What is an EPD and how to use it?

An Environmental Product Declaration (EPD) is a standardized document containing information about the environmental effects of a specific building material. This information enables easy comparison between different materials and can be utilized for building assessment or evaluation schemes. Essentially, an EPD provides valuable data on a material’s ecological impact.

The impact of human activities on the environment cannot be overlooked. As a result, sustainability has become an essential aspect that construction industry professionals must take into account. Specifiers are under mounting pressure to reduce the environmental impact of buildings and construction materials. Therefore, it is imperative that specifiers are knowledgeable about Environmental Product Declarations (EPDs) as they provide comprehensive information about a product’s sustainability features.

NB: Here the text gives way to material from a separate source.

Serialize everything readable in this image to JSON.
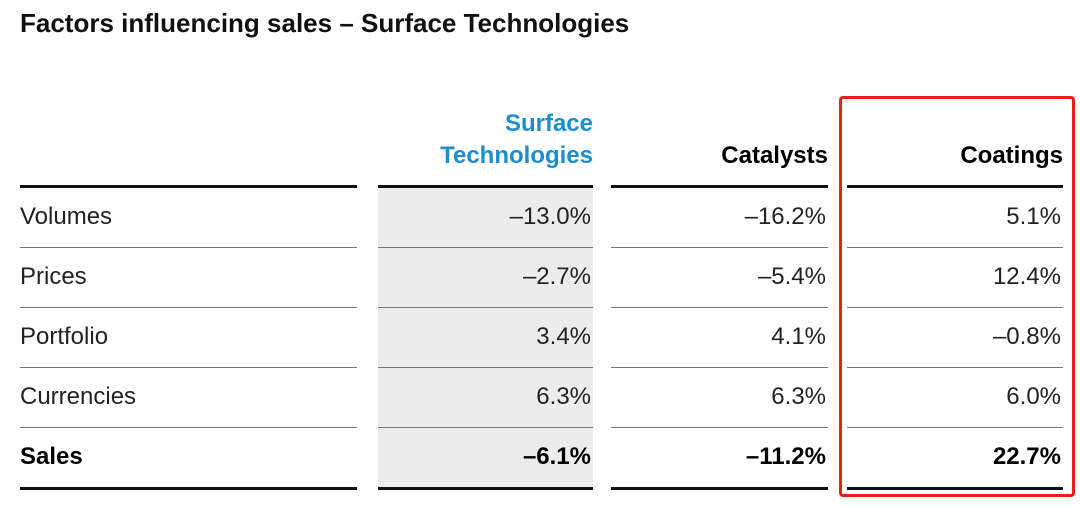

An Environmental Product Declaration (EPD) is a comprehensive report that includes data on a product’s life-cycle inventory, revealing its environmental impact from beginning to end. The Life Cycle Assessment (LCA) considers various stages of the product’s lifecycle, including raw material extraction, manufacturing, distribution, usage, and end-of-life value, such as its potential for recycling or reuse. In essence, an EPD provides a transparent overview of a product’s ecological impact throughout its entire lifespan.

Why is an EPD powerful when choosing a material in your facade design?

An EPD, or Environmental Product Declaration, can be a very powerful tool when choosing a material for your facade design because it provides transparent and comprehensive information about the environmental impacts associated with the production and use of a particular material. This information can help architects and designers make more informed decisions about which materials to use in their designs, based on factors such as environmental impact, embodied energy, and life cycle assessments. By using materials with lower environmental impacts, designers can significantly reduce the carbon footprint of their designs and contribute to sustainability efforts. Additionally, many municipalities and government agencies require EPDs when selecting materials for construction projects, making them a critical component of material selection for many construction and design projects.